Egyptian Baher Mohamed, Canadian Mohamed Fahmy and Australian Peter Greste were all handed three-year jail sentences when the court delivered the verdict on Saturday, sparking worldwide outrage.
Mohamed was sentenced to an additional six months for possession of a spent bullet casing.
The journalists had been initially found guilty in June 2014 of aiding a “terrorist organisation”, a reference to the Muslim Brotherhood, which was outlawed in Egypt after the army overthrew President Mohamed Morsi in 2013.
A spokesman for the UN High Commissioner for Human Rights, Prince Zeid bin Raad, said: “We are very disturbed by these three sentences and the extra pressure it creates on journalists in Egypt who are just trying to do their jobs.”

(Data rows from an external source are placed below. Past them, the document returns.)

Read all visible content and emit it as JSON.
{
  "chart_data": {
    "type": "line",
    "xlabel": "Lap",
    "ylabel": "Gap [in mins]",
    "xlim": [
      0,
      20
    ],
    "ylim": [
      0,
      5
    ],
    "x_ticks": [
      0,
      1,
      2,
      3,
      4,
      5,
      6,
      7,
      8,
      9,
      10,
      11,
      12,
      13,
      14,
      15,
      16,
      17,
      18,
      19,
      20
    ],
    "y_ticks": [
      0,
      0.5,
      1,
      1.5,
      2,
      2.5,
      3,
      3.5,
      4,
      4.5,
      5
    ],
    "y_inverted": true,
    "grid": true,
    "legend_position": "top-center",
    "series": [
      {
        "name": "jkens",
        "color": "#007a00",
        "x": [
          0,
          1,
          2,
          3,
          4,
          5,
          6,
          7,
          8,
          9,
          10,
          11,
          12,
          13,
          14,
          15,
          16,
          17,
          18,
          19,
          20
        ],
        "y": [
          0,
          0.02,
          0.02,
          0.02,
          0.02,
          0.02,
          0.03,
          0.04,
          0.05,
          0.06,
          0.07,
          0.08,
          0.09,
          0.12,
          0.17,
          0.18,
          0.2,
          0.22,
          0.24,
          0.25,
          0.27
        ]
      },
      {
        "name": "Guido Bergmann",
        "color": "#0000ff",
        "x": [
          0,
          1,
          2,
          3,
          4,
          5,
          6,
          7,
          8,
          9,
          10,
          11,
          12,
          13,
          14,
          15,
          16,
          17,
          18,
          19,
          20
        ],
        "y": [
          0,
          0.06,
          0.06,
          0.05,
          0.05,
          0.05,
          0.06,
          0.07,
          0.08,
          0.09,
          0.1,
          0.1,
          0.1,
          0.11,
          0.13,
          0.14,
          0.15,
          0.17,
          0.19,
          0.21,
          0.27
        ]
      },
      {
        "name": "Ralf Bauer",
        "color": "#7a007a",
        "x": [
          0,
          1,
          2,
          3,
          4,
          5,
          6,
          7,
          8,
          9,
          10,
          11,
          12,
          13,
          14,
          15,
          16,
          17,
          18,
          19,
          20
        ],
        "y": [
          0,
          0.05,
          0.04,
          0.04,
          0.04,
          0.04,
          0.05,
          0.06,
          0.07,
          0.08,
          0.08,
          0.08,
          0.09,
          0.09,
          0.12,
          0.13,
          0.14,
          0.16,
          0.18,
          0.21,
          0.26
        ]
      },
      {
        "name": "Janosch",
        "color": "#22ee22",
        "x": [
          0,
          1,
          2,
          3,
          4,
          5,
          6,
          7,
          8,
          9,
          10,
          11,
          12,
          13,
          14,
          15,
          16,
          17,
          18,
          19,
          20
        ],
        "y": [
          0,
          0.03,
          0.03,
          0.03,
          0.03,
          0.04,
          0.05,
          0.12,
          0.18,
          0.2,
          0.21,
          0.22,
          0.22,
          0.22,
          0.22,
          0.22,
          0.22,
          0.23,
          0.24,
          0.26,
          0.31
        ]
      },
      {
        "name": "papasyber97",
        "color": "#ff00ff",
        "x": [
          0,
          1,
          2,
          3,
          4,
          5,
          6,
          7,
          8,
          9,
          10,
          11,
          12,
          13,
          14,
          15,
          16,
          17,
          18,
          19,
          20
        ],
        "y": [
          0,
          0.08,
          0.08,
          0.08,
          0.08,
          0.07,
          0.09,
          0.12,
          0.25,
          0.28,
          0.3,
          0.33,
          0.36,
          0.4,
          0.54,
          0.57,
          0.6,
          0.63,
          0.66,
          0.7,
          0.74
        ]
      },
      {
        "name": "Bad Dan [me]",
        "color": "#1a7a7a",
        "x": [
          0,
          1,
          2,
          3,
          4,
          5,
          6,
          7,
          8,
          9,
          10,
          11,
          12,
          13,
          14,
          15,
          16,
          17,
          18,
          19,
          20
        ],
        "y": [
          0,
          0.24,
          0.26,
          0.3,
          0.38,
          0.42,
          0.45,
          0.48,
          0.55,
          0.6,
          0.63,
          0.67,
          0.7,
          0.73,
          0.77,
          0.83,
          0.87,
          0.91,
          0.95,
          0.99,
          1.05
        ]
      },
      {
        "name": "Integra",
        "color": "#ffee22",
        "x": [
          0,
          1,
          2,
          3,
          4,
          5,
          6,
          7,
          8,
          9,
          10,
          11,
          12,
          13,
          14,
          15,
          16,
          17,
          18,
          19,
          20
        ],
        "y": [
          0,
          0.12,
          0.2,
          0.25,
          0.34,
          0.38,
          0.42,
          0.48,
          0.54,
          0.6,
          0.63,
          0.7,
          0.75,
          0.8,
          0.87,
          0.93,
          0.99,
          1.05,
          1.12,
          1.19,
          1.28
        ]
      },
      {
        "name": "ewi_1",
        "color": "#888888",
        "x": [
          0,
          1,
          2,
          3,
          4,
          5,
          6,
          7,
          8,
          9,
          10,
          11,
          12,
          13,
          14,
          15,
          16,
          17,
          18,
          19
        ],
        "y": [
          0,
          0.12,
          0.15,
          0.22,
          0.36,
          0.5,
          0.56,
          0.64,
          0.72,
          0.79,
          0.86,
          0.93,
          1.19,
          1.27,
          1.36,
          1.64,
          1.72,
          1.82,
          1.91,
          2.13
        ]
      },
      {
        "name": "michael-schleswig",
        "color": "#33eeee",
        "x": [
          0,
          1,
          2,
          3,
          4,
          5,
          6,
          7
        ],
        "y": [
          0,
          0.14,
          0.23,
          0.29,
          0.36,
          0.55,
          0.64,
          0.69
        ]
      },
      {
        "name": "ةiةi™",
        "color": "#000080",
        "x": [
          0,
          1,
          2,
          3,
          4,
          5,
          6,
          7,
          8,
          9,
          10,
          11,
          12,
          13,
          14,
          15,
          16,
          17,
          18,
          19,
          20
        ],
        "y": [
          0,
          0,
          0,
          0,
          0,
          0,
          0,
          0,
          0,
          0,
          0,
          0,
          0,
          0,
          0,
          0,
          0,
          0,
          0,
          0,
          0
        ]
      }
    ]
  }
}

The European Union said the verdict represented “a setback for freedom of expression in Egypt”.
Judge Hassan Farid, in his ruling on Saturday, said he sentenced the men to prison at least partly because they had not registered with the country’s journalist “syndicate”.
He also said the men brought in equipment without security officials’ approval, had broadcast “false news” on Al Jazeera and used a hotel as a broadcasting point without permission.
The verdict was immediately condemned by Al Jazeera Media Network’s Acting Director General Dr Mostefa Souag, who said: “Today’s verdict defies logic and common sense. Our colleagues Baher Mohamed and Mohamed Fahmy will now have to return to prison, and Peter Greste is sentenced in absentia.